I reached a similar point when studying Stoicism. At first, I found it useful to help me deal with my problems, but I didn’t fully embrace every aspect of it because it didn’t seem realistic. Mark Manson put it well in an article he wrote about why he’s not a stoic:
From the get-go, people criticized Stoics of being heartless “men of stone.” Many Stoics argued that it wasn’t that you got rid of all emotions, it was simply that you trained yourself to be unmoved by them—that you are always able to pursue virtue in even the most heated of moments.
With modern psychology, we know that emotions penetrate much deeper into our conscious thoughts than we originally thought. Much of what we experience as rational thought is still highly laden with emotions. It’s actually impossible to separate the two — and worse, when we believe we’re detaching from our emotions, we’re often simply tricking ourselves. Not only is being unaffected by our emotions probably impossible, but often we find that people who try to resist their emotions usually need a lot more therapy than those that embrace them. Paradoxically, it’s only by engaging and expressing our emotions that they lose power over us.
I decided to opt for a life that allowed me to experience the highs and lows of life in an emotionally intelligent way instead of trying to fully rid myself of emotions altogether.
I repeat this process over and over again attempting to course correct. Instead of trying to be right, I try to be less wrong. Instead of focusing on being right, I focus on getting it right. I never just study different philosophies for the sake of doing it. And I definitely try to catch myself when I jump onto a trend.
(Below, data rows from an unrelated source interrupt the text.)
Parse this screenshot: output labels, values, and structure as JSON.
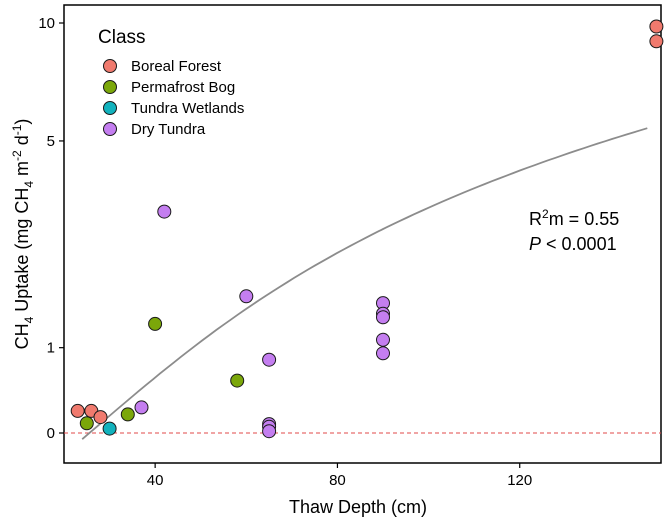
{
  "chart_data": {
    "type": "scatter",
    "xlabel": "Thaw Depth (cm)",
    "ylabel": {
      "base": "CH",
      "sub1": "4",
      "mid": " Uptake  (mg CH",
      "sub2": "4",
      "mid2": " m",
      "sup1": "-2",
      "mid3": " d",
      "sup2": "-1",
      "end": ")"
    },
    "x_ticks": [
      40,
      80,
      120
    ],
    "y_ticks": [
      {
        "value": 0,
        "label": "0"
      },
      {
        "value": 1,
        "label": "1"
      },
      {
        "value": 5,
        "label": "5"
      },
      {
        "value": 10,
        "label": "10"
      }
    ],
    "y_scale": "pseudo-log (compressed above 1)",
    "xlim": [
      20,
      151
    ],
    "grid": false,
    "legend": {
      "title": "Class",
      "position": "top-left",
      "entries": [
        "Boreal Forest",
        "Permafrost Bog",
        "Tundra Wetlands",
        "Dry Tundra"
      ]
    },
    "colors": {
      "Boreal Forest": "#f07a6e",
      "Permafrost Bog": "#7ba70a",
      "Tundra Wetlands": "#12b2bd",
      "Dry Tundra": "#c47ef0",
      "trend": "#8c8c8c",
      "zero_line": "#e24a4a"
    },
    "annotation": {
      "r2_prefix": "R",
      "r2_sup": "2",
      "r2_rest": "m = 0.55",
      "p_italic": "P",
      "p_rest": " < 0.0001"
    },
    "series": [
      {
        "name": "Boreal Forest",
        "points": [
          [
            23,
            0.25
          ],
          [
            26,
            0.25
          ],
          [
            28,
            0.18
          ],
          [
            150,
            9.8
          ],
          [
            150,
            9.0
          ]
        ]
      },
      {
        "name": "Permafrost Bog",
        "points": [
          [
            25,
            0.11
          ],
          [
            34,
            0.21
          ],
          [
            40,
            1.31
          ],
          [
            58,
            0.6
          ]
        ]
      },
      {
        "name": "Tundra Wetlands",
        "points": [
          [
            30,
            0.05
          ]
        ]
      },
      {
        "name": "Dry Tundra",
        "points": [
          [
            37,
            0.29
          ],
          [
            42,
            3.2
          ],
          [
            60,
            1.7
          ],
          [
            65,
            0.85
          ],
          [
            65,
            0.1
          ],
          [
            65,
            0.07
          ],
          [
            65,
            0.02
          ],
          [
            90,
            1.6
          ],
          [
            90,
            1.45
          ],
          [
            90,
            1.4
          ],
          [
            90,
            1.1
          ],
          [
            90,
            0.93
          ]
        ]
      }
    ],
    "trend_line": {
      "x_start": 24,
      "x_end": 148,
      "y_start": -0.07,
      "y_end": 5.4
    },
    "reference_line": {
      "y": 0,
      "style": "dashed"
    }
  }
}
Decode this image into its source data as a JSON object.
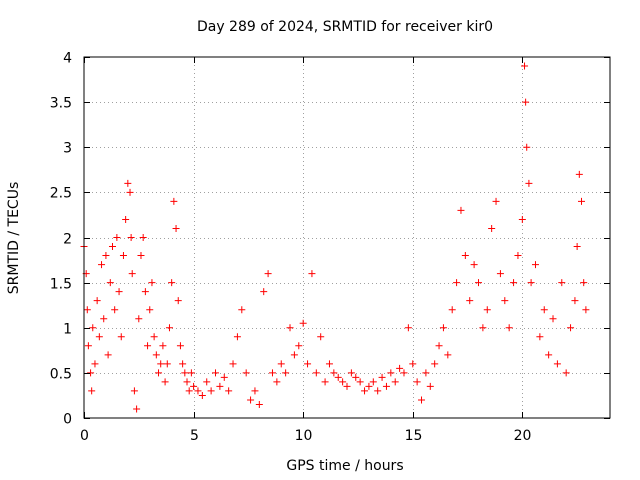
{
  "chart_data": {
    "type": "scatter",
    "title": "Day 289 of 2024, SRMTID for receiver kir0",
    "xlabel": "GPS time / hours",
    "ylabel": "SRMTID / TECUs",
    "xlim": [
      0,
      24
    ],
    "ylim": [
      0,
      4
    ],
    "xticks": [
      0,
      5,
      10,
      15,
      20
    ],
    "xtick_labels": [
      "0",
      "5",
      "10",
      "15",
      "20"
    ],
    "yticks": [
      0,
      0.5,
      1,
      1.5,
      2,
      2.5,
      3,
      3.5,
      4
    ],
    "ytick_labels": [
      "0",
      "0.5",
      "1",
      "1.5",
      "2",
      "2.5",
      "3",
      "3.5",
      "4"
    ],
    "grid": true,
    "marker": "+",
    "series": [
      {
        "name": "SRMTID",
        "color": "#ff0000",
        "x": [
          0.0,
          0.1,
          0.15,
          0.2,
          0.3,
          0.35,
          0.4,
          0.5,
          0.6,
          0.7,
          0.8,
          0.9,
          1.0,
          1.1,
          1.2,
          1.3,
          1.4,
          1.5,
          1.6,
          1.7,
          1.8,
          1.9,
          2.0,
          2.1,
          2.15,
          2.2,
          2.3,
          2.4,
          2.5,
          2.6,
          2.7,
          2.8,
          2.9,
          3.0,
          3.1,
          3.2,
          3.3,
          3.4,
          3.5,
          3.6,
          3.7,
          3.8,
          3.9,
          4.0,
          4.1,
          4.2,
          4.3,
          4.4,
          4.5,
          4.6,
          4.7,
          4.8,
          4.9,
          5.0,
          5.2,
          5.4,
          5.6,
          5.8,
          6.0,
          6.2,
          6.4,
          6.6,
          6.8,
          7.0,
          7.2,
          7.4,
          7.6,
          7.8,
          8.0,
          8.2,
          8.4,
          8.6,
          8.8,
          9.0,
          9.2,
          9.4,
          9.6,
          9.8,
          10.0,
          10.2,
          10.4,
          10.6,
          10.8,
          11.0,
          11.2,
          11.4,
          11.6,
          11.8,
          12.0,
          12.2,
          12.4,
          12.6,
          12.8,
          13.0,
          13.2,
          13.4,
          13.6,
          13.8,
          14.0,
          14.2,
          14.4,
          14.6,
          14.8,
          15.0,
          15.2,
          15.4,
          15.6,
          15.8,
          16.0,
          16.2,
          16.4,
          16.6,
          16.8,
          17.0,
          17.2,
          17.4,
          17.6,
          17.8,
          18.0,
          18.2,
          18.4,
          18.6,
          18.8,
          19.0,
          19.2,
          19.4,
          19.6,
          19.8,
          20.0,
          20.1,
          20.15,
          20.2,
          20.3,
          20.4,
          20.6,
          20.8,
          21.0,
          21.2,
          21.4,
          21.6,
          21.8,
          22.0,
          22.2,
          22.4,
          22.5,
          22.6,
          22.7,
          22.8,
          22.9
        ],
        "y": [
          1.9,
          1.6,
          1.2,
          0.8,
          0.5,
          0.3,
          1.0,
          0.6,
          1.3,
          0.9,
          1.7,
          1.1,
          1.8,
          0.7,
          1.5,
          1.9,
          1.2,
          2.0,
          1.4,
          0.9,
          1.8,
          2.2,
          2.6,
          2.5,
          2.0,
          1.6,
          0.3,
          0.1,
          1.1,
          1.8,
          2.0,
          1.4,
          0.8,
          1.2,
          1.5,
          0.9,
          0.7,
          0.5,
          0.6,
          0.8,
          0.4,
          0.6,
          1.0,
          1.5,
          2.4,
          2.1,
          1.3,
          0.8,
          0.6,
          0.5,
          0.4,
          0.3,
          0.5,
          0.35,
          0.3,
          0.25,
          0.4,
          0.3,
          0.5,
          0.35,
          0.45,
          0.3,
          0.6,
          0.9,
          1.2,
          0.5,
          0.2,
          0.3,
          0.15,
          1.4,
          1.6,
          0.5,
          0.4,
          0.6,
          0.5,
          1.0,
          0.7,
          0.8,
          1.05,
          0.6,
          1.6,
          0.5,
          0.9,
          0.4,
          0.6,
          0.5,
          0.45,
          0.4,
          0.35,
          0.5,
          0.45,
          0.4,
          0.3,
          0.35,
          0.4,
          0.3,
          0.45,
          0.35,
          0.5,
          0.4,
          0.55,
          0.5,
          1.0,
          0.6,
          0.4,
          0.2,
          0.5,
          0.35,
          0.6,
          0.8,
          1.0,
          0.7,
          1.2,
          1.5,
          2.3,
          1.8,
          1.3,
          1.7,
          1.5,
          1.0,
          1.2,
          2.1,
          2.4,
          1.6,
          1.3,
          1.0,
          1.5,
          1.8,
          2.2,
          3.9,
          3.5,
          3.0,
          2.6,
          1.5,
          1.7,
          0.9,
          1.2,
          0.7,
          1.1,
          0.6,
          1.5,
          0.5,
          1.0,
          1.3,
          1.9,
          2.7,
          2.4,
          1.5,
          1.2
        ]
      }
    ]
  }
}
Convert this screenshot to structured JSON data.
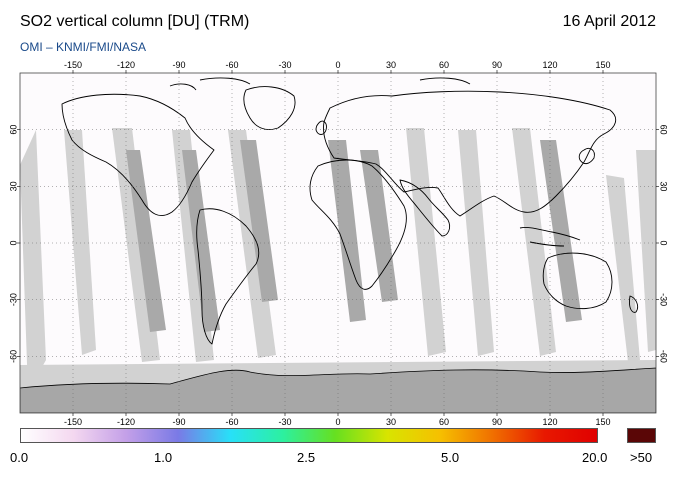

It’s important to study philosophy, but if you find yourself identifying too much with it, you’re missing the point. Don’t practice stoicism because you want to be stoic. Do it because you find it useful. Don’t practice Buddihm because you want to be a Buddhist. Do it because it makes sense.
The same goes for self-improvement. So many people wear it as a badge of honor. It’s nothing more than a tool. You’re not better than anyone else because you study it. And you get no points for doing it either. I see so many people who brag about the number of books they read instead of the number of lessons they implemented. They’re status signaling to the other members of the philosophy club and nothing more. Don’t become self-help or philosophy junky. Take what you need, use it in your life, and move on.